La Chambre ardente
La première du film a lieu au musée Grévin, mais cette fantaisie ne contribue guère à améliorer l'accueil qui lui est réservé. La critique hésite entre les comparaisons (accablantes) avec d'autres œuvres relevant du courant fantastique français, ou une évocation du travail d'adaptation réalisé par Duvivier sur le roman de John Dickson Carr. Pierre Macabru, dans Combat, est plutôt modéré : "Julien Duvivier, qui est un malin, bâtit un film à la manière du cinéma impressionniste français, et avec des références un peu trop voyantes à La Maison Usher de Jean Epstein [en réalité La Chute de la maison Usher, film de Jean Epstein (1928) d’après une nouvelle d’Edgar Allan Poe, avec Madeleine Gance, Jean Debucourt, Charles Lamy]. On en reste à une sorte de parodie plus ou moins maquillée, et qui jamais n'impose d'autres émotions que celles du suspense à deux sous... Cette poésie-là n'est que de la quincaillerie". Arts, comme à son habitude, enfonce le clou : "La Chambre ardente est La Maison Usher du pauvre... L'épouvante à bon marché. La fausse audace. La fabrication attentive et prudente".
France-Observateur est encore plus lapidaire : "Dès le départ, impossible de croire aux lieux, aux personnages, ingrédients essentiels pour ce genre mineur [sic]. Comment, alors, s'intéresser, fût-ce par goût de la mécanique, à une intrigue aussi mal bâtie que celle-ci, aux dialogues incroyablement vulgaires de Spaak ?". Même caractère artificiel pour Carrefour : "Faux ce château baroque qui imite un peu trop celui de Marienbad [Allusion à L’Année dernière à Marienbad d’Alain Resnais avec Delphine Seyrig et Sacha Pitoeff, sorti en 1961] ; faux les personnages ; faux le vague spiritualisme qui baigne l'action, ces histoires de fantômes et de réincarnation... Le château de Duvivier manque de vrais fantômes.
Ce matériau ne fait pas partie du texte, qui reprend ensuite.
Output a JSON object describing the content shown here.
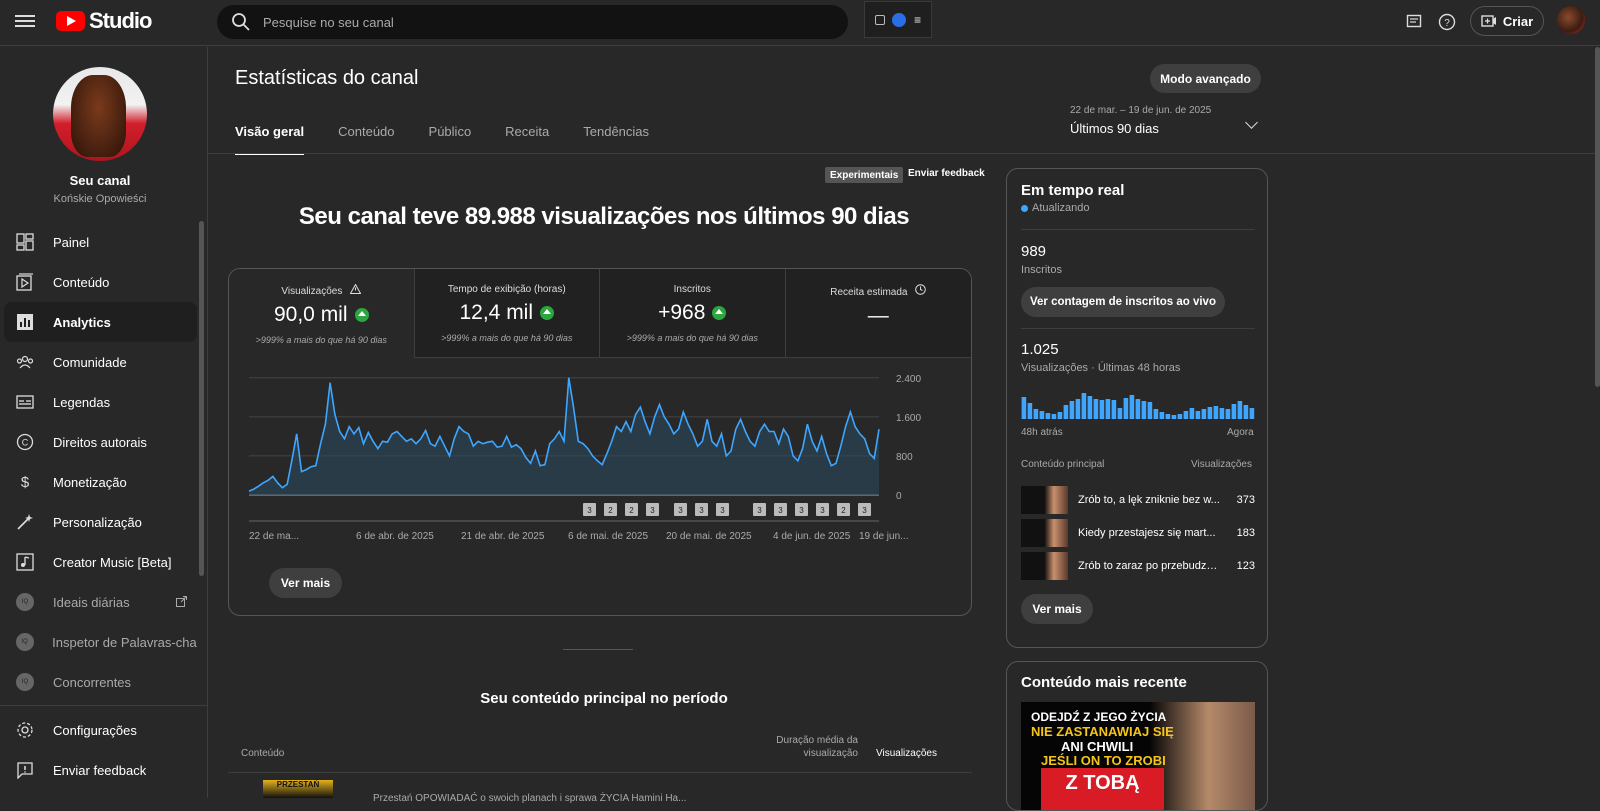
{
  "topbar": {
    "logo_text": "Studio",
    "search_placeholder": "Pesquise no seu canal",
    "create_label": "Criar"
  },
  "sidebar": {
    "channel_name": "Seu canal",
    "channel_handle": "Końskie Opowieści",
    "items": [
      {
        "label": "Painel",
        "icon": "dashboard-icon"
      },
      {
        "label": "Conteúdo",
        "icon": "content-icon"
      },
      {
        "label": "Analytics",
        "icon": "analytics-icon"
      },
      {
        "label": "Comunidade",
        "icon": "community-icon"
      },
      {
        "label": "Legendas",
        "icon": "subtitles-icon"
      },
      {
        "label": "Direitos autorais",
        "icon": "copyright-icon"
      },
      {
        "label": "Monetização",
        "icon": "dollar-icon"
      },
      {
        "label": "Personalização",
        "icon": "magic-wand-icon"
      },
      {
        "label": "Creator Music [Beta]",
        "icon": "music-icon"
      },
      {
        "label": "Ideais diárias",
        "icon": "extension-icon"
      },
      {
        "label": "Inspetor de Palavras-chav",
        "icon": "extension-icon"
      },
      {
        "label": "Concorrentes",
        "icon": "extension-icon"
      }
    ],
    "footer": [
      {
        "label": "Configurações",
        "icon": "gear-icon"
      },
      {
        "label": "Enviar feedback",
        "icon": "feedback-icon"
      }
    ]
  },
  "main": {
    "title": "Estatísticas do canal",
    "advanced_button": "Modo avançado",
    "tabs": [
      "Visão geral",
      "Conteúdo",
      "Público",
      "Receita",
      "Tendências"
    ],
    "period_range": "22 de mar. – 19 de jun. de 2025",
    "period_label": "Últimos 90 dias",
    "experimental_badge": "Experimentais",
    "feedback_link": "Enviar feedback",
    "headline": "Seu canal teve 89.988 visualizações nos últimos 90 dias",
    "metrics": [
      {
        "label": "Visualizações",
        "value": "90,0 mil",
        "comparison": ">999% a mais do que há 90 dias"
      },
      {
        "label": "Tempo de exibição (horas)",
        "value": "12,4 mil",
        "comparison": ">999% a mais do que há 90 dias"
      },
      {
        "label": "Inscritos",
        "value": "+968",
        "comparison": ">999% a mais do que há 90 dias"
      },
      {
        "label": "Receita estimada",
        "value": "—",
        "comparison": ""
      }
    ],
    "see_more": "Ver mais",
    "top_content_title": "Seu conteúdo principal no período",
    "table_headers": {
      "content": "Conteúdo",
      "avg_duration": "Duração média da visualização",
      "views": "Visualizações"
    },
    "first_row": {
      "thumb_text": "PRZESTAŃ",
      "title": "Przestań OPOWIADAĆ o swoich planach i sprawa ŻYCIA Hamini Ha..."
    }
  },
  "chart_data": {
    "type": "area",
    "x_tick_labels": [
      "22 de ma...",
      "6 de abr. de 2025",
      "21 de abr. de 2025",
      "6 de mai. de 2025",
      "20 de mai. de 2025",
      "4 de jun. de 2025",
      "19 de jun..."
    ],
    "y_ticks": [
      0,
      800,
      1600,
      2400
    ],
    "ylim": [
      0,
      2600
    ],
    "values": [
      80,
      120,
      180,
      250,
      300,
      380,
      250,
      150,
      220,
      720,
      1250,
      480,
      520,
      580,
      600,
      1050,
      1450,
      2300,
      1650,
      1300,
      1150,
      1400,
      1250,
      1380,
      1050,
      1280,
      1100,
      950,
      1100,
      1080,
      1250,
      1300,
      1200,
      1100,
      1150,
      1050,
      1150,
      1320,
      1050,
      1000,
      1200,
      1000,
      800,
      1150,
      1400,
      1300,
      1250,
      1000,
      1100,
      1050,
      1080,
      1100,
      980,
      1000,
      1200,
      980,
      1030,
      950,
      770,
      650,
      900,
      600,
      620,
      1050,
      1150,
      1300,
      1100,
      2400,
      1800,
      1100,
      1050,
      950,
      800,
      700,
      620,
      850,
      1100,
      1400,
      1300,
      1500,
      1300,
      1650,
      1800,
      1500,
      1250,
      1600,
      1850,
      1600,
      1450,
      1250,
      1350,
      1700,
      1450,
      1250,
      1000,
      1100,
      1550,
      1100,
      1000,
      1250,
      800,
      900,
      1350,
      1550,
      1300,
      1100,
      1000,
      1300,
      1450,
      1300,
      1300,
      1050,
      1350,
      1200,
      800,
      700,
      950,
      1450,
      1100,
      900,
      1200,
      850,
      600,
      650,
      1000,
      1400,
      1700,
      1400,
      1250,
      1150,
      850,
      750,
      1350
    ],
    "markers": [
      "3",
      "2",
      "2",
      "3",
      "3",
      "3",
      "3",
      "3",
      "3",
      "3",
      "3",
      "2",
      "3"
    ],
    "area_color": "#3ea6ff"
  },
  "realtime": {
    "title": "Em tempo real",
    "status": "Atualizando",
    "subscribers_value": "989",
    "subscribers_label": "Inscritos",
    "live_count_button": "Ver contagem de inscritos ao vivo",
    "views_value": "1.025",
    "views_label": "Visualizações · Últimas 48 horas",
    "bars": [
      22,
      16,
      10,
      8,
      6,
      5,
      7,
      14,
      18,
      20,
      26,
      23,
      20,
      19,
      20,
      19,
      11,
      21,
      24,
      20,
      18,
      17,
      10,
      7,
      5,
      4,
      5,
      8,
      11,
      8,
      10,
      12,
      13,
      11,
      10,
      15,
      18,
      14,
      11
    ],
    "axis_left": "48h atrás",
    "axis_right": "Agora",
    "top_content_label": "Conteúdo principal",
    "views_col_label": "Visualizações",
    "items": [
      {
        "title": "Zrób to, a lęk zniknie bez w...",
        "views": "373"
      },
      {
        "title": "Kiedy przestajesz się mart...",
        "views": "183"
      },
      {
        "title": "Zrób to zaraz po przebudze...",
        "views": "123"
      }
    ],
    "see_more": "Ver mais"
  },
  "recent": {
    "title": "Conteúdo mais recente",
    "thumb_lines": [
      "ODEJDŹ Z JEGO ŻYCIA",
      "NIE ZASTANAWIAJ SIĘ",
      "ANI CHWILI",
      "JEŚLI ON TO ZROBI",
      "Z TOBĄ"
    ]
  }
}
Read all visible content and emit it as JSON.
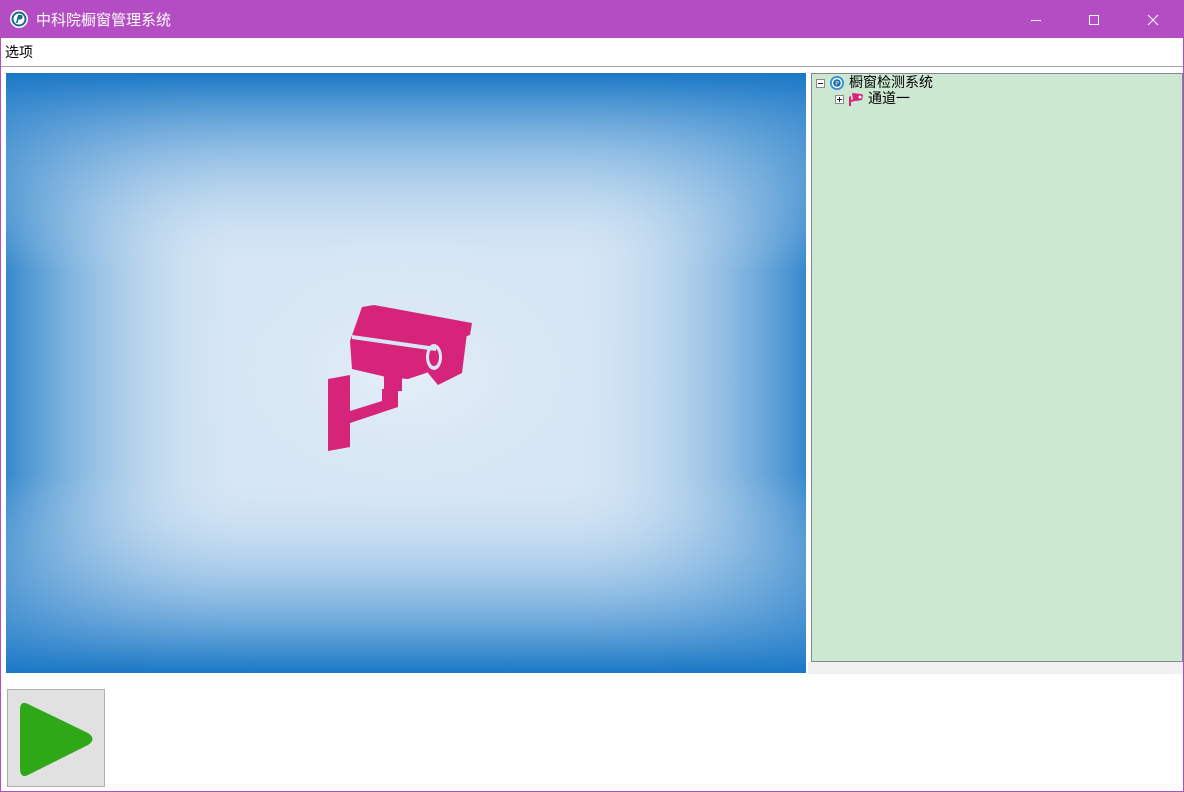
{
  "window": {
    "title": "中科院橱窗管理系统",
    "accent_color": "#b44dc3",
    "controls": {
      "minimize_icon": "minimize-icon",
      "maximize_icon": "maximize-icon",
      "close_icon": "close-icon"
    }
  },
  "menu": {
    "items": [
      {
        "label": "选项"
      }
    ]
  },
  "video": {
    "placeholder_icon": "security-camera-icon",
    "icon_color": "#d6247a",
    "background_edge_color": "#1a78c6",
    "background_center_color": "#d6e6f4"
  },
  "tree": {
    "background_color": "#cde8d0",
    "root": {
      "label": "橱窗检测系统",
      "icon": "globe-icon",
      "expanded": true,
      "children": [
        {
          "label": "通道一",
          "icon": "camera-icon",
          "expanded": false
        }
      ]
    }
  },
  "toolbar": {
    "play_icon": "play-icon",
    "play_color": "#2ea817"
  }
}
Blasphématoire, le film de Buñuel [Viridiana de Luis Buñuel (1961) avec Silvia Pinal, Francisco Rabal, Fernando Rey, sorti peu de temps auparavant] où Dieu est mis en accusation, témoigne encore de l'existence d'un vrai surnaturel, à la mesure du délaissement de l'homme".
Cette même dimension "blasphématoire" est, comme de juste, mise en exergue par Télérama : "Lorsque ce mélange [entre film policier et film fantastique]... n'est que prétexte à étalage obscène, libidineux, sadique et j'en passe, on est en droit de protester... Chacun étale son abjection : Claude Rich se déguise en femme ; le vieillard vomit bruyamment devant la caméra ; Edith Scob raconte des histoires de messes noires ; le vieux Balpêtré se penche sur la blonde, la jeune, la pure Edith ; on danse autour du cercueil ouvert des valses viennoises et Edith Scob est seule vêtue de blanc au milieu de la foule en noir... Tout cela pue la fabrication au point d'en être presque comique. Curieux cette complaisance pour le sordide dans laquelle sombrent quelques-uns de nos réalisateurs vieillissants. S'agit-il d'obsessions séniles ?". Le Canard enchaîné n’écrit pas autre chose : "Du cinéma de grand papa. C'est étonnant comme ça paraît périmé, un film de Julien Duvivier, comme cette technique semble vieillotte... C'est un bon artisan, fabriquant de films en tous genres, mais, de même que la Citroën à moteur flottant, si elle fut une brillante réussite vers 1930, elle est tout de même d'une autre époque et a fait son temps. Que reprocher à Duvivier ? Rien. Il a fait ce qu'il a pu, avec une habileté démodée et un métier indiscutable".
D’autres, plus modérés, essaient de rendre justice - au moins - aux intentions du metteur en scène, tel Les Lettres françaises : "L'intrigue y est conduite comme une opération mathématique qui comporte deux postulats, l'un rationnel, l'autre surnaturel, et par conséquent deux solutions, l'une logique et l'autre fantastique... Cette histoire, il l'a transposée dans le décor de Marianne de ma jeunesse, cette Forêt noire romantique avec ses lacs et ses Burgs tels que Hugo les dessina et dont les paysages légendaires se prêtent aisément à l'irruption de l'insolite et du merveilleux", tandis que Le Figaro écrit joliment que "le film se présente comme une opulente forêt d'astuces autour d'un monument d'invraisemblances". Mais France-Observateur résume bien la déception générale, après une publicité savamment orchestrée :"Tout, dans le film, est à l'image de ces funérailles dansantes dont une publicité abusive nous rebat les oreilles depuis huit jours : la caméra valse à vide et ce n'est pas le cadavre qui est le plus mort".